Amandha Fox, social pornostar (intervista): 'Amo la Puglia e i pugliesi'

di Francesco Greco - E dire che poteva diventare il nuovo sindaco di Taranto. Ma la lista che ispirò, “Taranto svegliati!”, per astruse ragioni fu esclusa dalla competizione: “Tutta pubblicità gratuita - sorride lei – andrà meglio la prossima volta. La mia fu solo una provocazione: volevo richiamare l’attenzione delle istituzioni per la rinascita  di questa stupenda città”.

   In un Paese dove è tornata prepotentemente Mani Pulite, il senatore Marcello Dell’Utri (fondatore di Publitalia) è stato condannato a 7 anni per “associazione esterna di stampo mafioso”ed è stato arrestato per aver aiutato un latitante l’ex ministro degli Interni Claudio Scajola, quello che non sapeva di avere una casa vista-Colosseo.

   Così, per Ippazio “Ezio” Stefano fu gioco facile sbaragliare le altre liste, di destra e di sinistra, in una città agonizzante in cui la vitalità di Amandha Fox, la “social pornostar” (definizione di Sky, ma è stata intervistata anche da “The Indipendent” e “The Sun”) avrebbe potuto contribuire al suo rinascimento. E avrebbe fatto sicuramente meglio di chi ha ucciso la città di Archita: la vera pornografia. Politici cinici e bari che ridono degli operai malati di tumore, industriali che hanno avvolto nell’inquinamento la città dei “perduni”, media che hanno taciuto, sino al coraggio di Patrizia Todisco, il magistrato che decise di vedere come stavano le cose.

   La “Venere polacca” (è nata a Gdynia il 18 agosto 1986) in breve tempo è diventata popolarissima in Italia, è la regina dei night e i locali notturni: corpo straripante, perfetto, che pare scolpito da Fidia o Michelangelo, è la number one, non teme concorrenza.
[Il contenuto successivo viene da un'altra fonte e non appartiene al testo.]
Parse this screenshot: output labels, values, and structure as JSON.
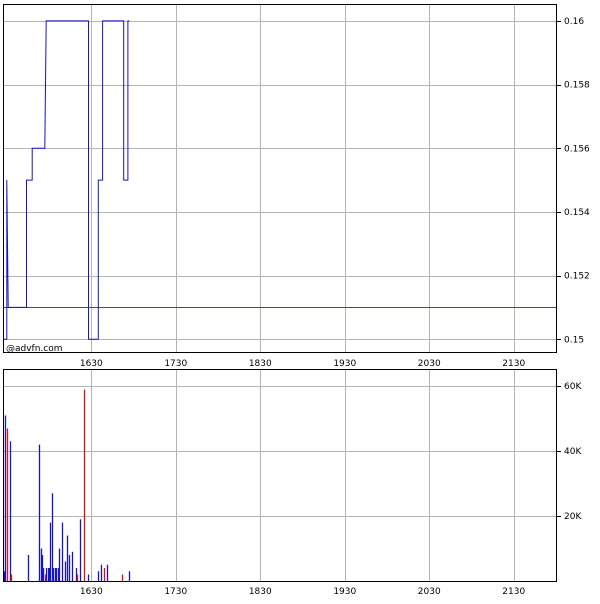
{
  "watermark": "@advfn.com",
  "colors": {
    "price_line": "#1515c8",
    "reference_line": "#dd1111",
    "volume_up": "#1515c8",
    "volume_down": "#dd1111",
    "grid": "#b4b4b4"
  },
  "chart_data": [
    {
      "type": "line",
      "name": "price",
      "x_ticks": [
        "1630",
        "1730",
        "1830",
        "1930",
        "2030",
        "2130"
      ],
      "x_tick_minutes": [
        990,
        1050,
        1110,
        1170,
        1230,
        1290
      ],
      "xlim_minutes": [
        928,
        1320
      ],
      "ylim": [
        0.1496,
        0.1605
      ],
      "y_ticks": [
        "0.15",
        "0.152",
        "0.154",
        "0.156",
        "0.158",
        "0.16"
      ],
      "y_tick_values": [
        0.15,
        0.152,
        0.154,
        0.156,
        0.158,
        0.16
      ],
      "reference_value": 0.151,
      "grid": true,
      "series": [
        {
          "x_minutes": [
            928,
            930,
            930,
            931,
            932,
            932,
            934,
            943,
            944,
            944,
            947,
            947,
            948,
            948,
            957,
            958,
            958,
            987,
            988,
            988,
            994,
            995,
            995,
            997,
            998,
            998,
            1012,
            1013,
            1013,
            1014,
            1016,
            1016,
            1017
          ],
          "y": [
            0.15,
            0.15,
            0.155,
            0.151,
            0.151,
            0.151,
            0.151,
            0.151,
            0.151,
            0.155,
            0.155,
            0.155,
            0.155,
            0.156,
            0.156,
            0.16,
            0.16,
            0.16,
            0.16,
            0.15,
            0.15,
            0.15,
            0.155,
            0.155,
            0.155,
            0.16,
            0.16,
            0.16,
            0.155,
            0.155,
            0.155,
            0.16,
            0.16
          ]
        }
      ]
    },
    {
      "type": "bar",
      "name": "volume",
      "x_ticks": [
        "1630",
        "1730",
        "1830",
        "1930",
        "2030",
        "2130"
      ],
      "x_tick_minutes": [
        990,
        1050,
        1110,
        1170,
        1230,
        1290
      ],
      "xlim_minutes": [
        928,
        1320
      ],
      "ylim": [
        0,
        65000
      ],
      "y_ticks": [
        "20K",
        "40K",
        "60K"
      ],
      "y_tick_values": [
        20000,
        40000,
        60000
      ],
      "grid": true,
      "bars": [
        {
          "x": 928,
          "v": 3000,
          "dir": "up"
        },
        {
          "x": 929,
          "v": 51000,
          "dir": "up"
        },
        {
          "x": 930,
          "v": 47000,
          "dir": "down"
        },
        {
          "x": 932,
          "v": 43000,
          "dir": "up"
        },
        {
          "x": 933,
          "v": 2000,
          "dir": "down"
        },
        {
          "x": 945,
          "v": 8000,
          "dir": "up"
        },
        {
          "x": 953,
          "v": 42000,
          "dir": "up"
        },
        {
          "x": 954,
          "v": 10000,
          "dir": "up"
        },
        {
          "x": 955,
          "v": 8000,
          "dir": "up"
        },
        {
          "x": 956,
          "v": 4000,
          "dir": "up"
        },
        {
          "x": 957,
          "v": 2000,
          "dir": "down"
        },
        {
          "x": 958,
          "v": 4000,
          "dir": "up"
        },
        {
          "x": 959,
          "v": 4000,
          "dir": "up"
        },
        {
          "x": 960,
          "v": 4000,
          "dir": "up"
        },
        {
          "x": 961,
          "v": 18000,
          "dir": "up"
        },
        {
          "x": 962,
          "v": 27000,
          "dir": "up"
        },
        {
          "x": 963,
          "v": 4000,
          "dir": "up"
        },
        {
          "x": 964,
          "v": 4000,
          "dir": "up"
        },
        {
          "x": 965,
          "v": 4000,
          "dir": "up"
        },
        {
          "x": 966,
          "v": 4000,
          "dir": "up"
        },
        {
          "x": 967,
          "v": 10000,
          "dir": "up"
        },
        {
          "x": 969,
          "v": 18000,
          "dir": "up"
        },
        {
          "x": 971,
          "v": 6000,
          "dir": "up"
        },
        {
          "x": 973,
          "v": 14000,
          "dir": "up"
        },
        {
          "x": 974,
          "v": 8000,
          "dir": "up"
        },
        {
          "x": 976,
          "v": 9000,
          "dir": "up"
        },
        {
          "x": 979,
          "v": 4000,
          "dir": "up"
        },
        {
          "x": 980,
          "v": 2000,
          "dir": "down"
        },
        {
          "x": 982,
          "v": 19000,
          "dir": "up"
        },
        {
          "x": 985,
          "v": 59000,
          "dir": "down"
        },
        {
          "x": 988,
          "v": 2000,
          "dir": "up"
        },
        {
          "x": 995,
          "v": 3000,
          "dir": "up"
        },
        {
          "x": 997,
          "v": 5000,
          "dir": "up"
        },
        {
          "x": 999,
          "v": 4000,
          "dir": "down"
        },
        {
          "x": 1001,
          "v": 5000,
          "dir": "up"
        },
        {
          "x": 1012,
          "v": 2000,
          "dir": "down"
        },
        {
          "x": 1017,
          "v": 3000,
          "dir": "up"
        }
      ]
    }
  ]
}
Bel sorriso, zigomi pronunciati, solare, pelle vellutata, ha intrapreso la carriera sia perchè sentiva l’artista dentro di sé e voleva esprimersi col corpo, ma anche per assicurare una vita e un futuro dignitoso ai suoi bambini rimasti in Polonia. 

   Qualche video per farsi conoscere, un calendario (2012) firmato dal fotografo italo-brasiliano Wilson Gomes e realizzato in Puglia, regione che ama particolarmente, regina al “Misex” (Milano 2010), madrina di due edizioni di “Eros Adriatica” (2011 e 2012), special guest all’”Expo Erotik” (Pisa, 2011), premio “Gold” alla “Fiera Erotica” di Bergamo (2013), star alla kermesse erotica “Eros Salento” di Galatina (Lecce) pochi giorni fa.

   Ironica, trasgressiva, molta autostima, è l’erede di Ilona Staller per la passione e l’ambizione politica e di Moana Pozzi per la tendenza a essere personaggio. In questa intervista si confessa a cuore aperto.


   Domanda: Signora Fox, com’è andata a Galatina?
Risposta: “Un successo. I pugliesi hanno accolto positivamente il messaggio degli organizzatori e in massa hanno partecipato a questa meravigliosa e intensa tre giorni dedicati all’erotismo. Ho incontrato tanta gente di Taranto e di Brindisi, ma direi che anche di leccesi ne ho visti tantissimi: eppure mi avevano detto che a Lecce c’era la Notte Bianca. Amo la Puglia e i pugliesi”.

D. Cos’è per lei l’erotismo?
R. “Per la sottoscritta la ricerca sfrenata del piacere sessuale rappresenta, a mio modestissimo parere, la forma più giusta per definire l’erotismo. In Italia però molte persone pensano di sapere tutto dell’erotismo, ma in fondo in fondo io dico che c’è molta ignoranza”.

D. Qual è la differenza fra erotismo e pornografia?
R. “La pornografia si differenzia dall’erotismo solo perché esso non rappresenta esplicitamente l’atto sessuale”.

D. Quali sono i suoi film e i libri preferiti?
R. “I miei: Emotion, Rosso Veneziano, Calde segretarie volume 3 e Infermiere libidinose. Il libro: La filosofia di Moana”.